Tensor Field Networks (TFN) are the pioneering framework for 3D rotation-equivariant deep learning on point clouds and molecular structures that defines features not as scalars but as geometric tensors of specified rank — scalars (rank 0), vectors (rank 1), matrices (rank 2), and higher-order tensors — using spherical harmonic basis functions and Clebsch-Gordan tensor products to combine features while maintaining exact SO(3) equivariance — establishing the mathematical foundation for all subsequent equivariant architectures used in molecular modeling, protein structure prediction, and 3D scientific computing.
What Are Tensor Field Networks?
- Definition: Tensor Field Networks (Thomas et al., 2018) represent features at each point (atom, particle) as type-$l$ spherical harmonic tensors — type-0 features are scalars (invariant under rotation), type-1 features are 3D vectors (rotate as vectors), and type-$l$ features transform under the $(2l+1)$-dimensional irreducible representation of SO(3). The network layers combine features of different types using Clebsch-Gordan coefficients, which are the mathematical objects that describe how tensor products of representations decompose.

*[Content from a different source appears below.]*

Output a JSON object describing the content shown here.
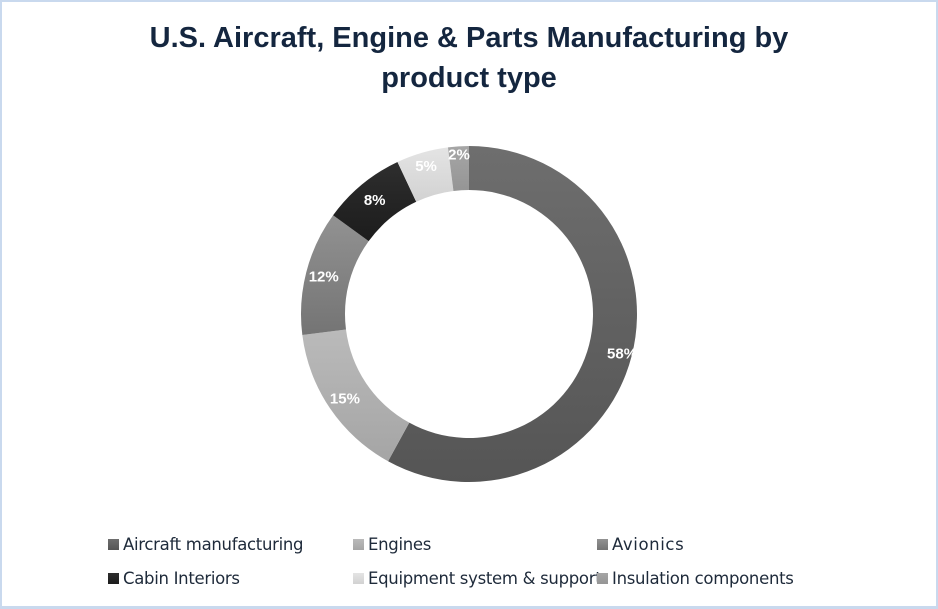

- Spherical Harmonics: TFNs express spatial relationships between points using real spherical harmonics $Y_l^m(hat{r}_{ij})$, where $hat{r}_{ij}$ is the unit vector from point $i$ to point $j$. This directional encoding captures angular information (bond angles, torsional angles) that distance-only models like EGNNs cannot represent, at the cost of increased computational complexity.
- Tensor Product Layers: The core operation in TFNs is the Clebsch-Gordan tensor product, which combines two features of types $l_1$ and $l_2$ to produce features of type $|l_1 - l_2|$ through $l_1 + l_2$. This operation is the unique mathematical way to combine tensors while preserving SO(3) equivariance, and it replaces the element-wise operations used in standard neural networks.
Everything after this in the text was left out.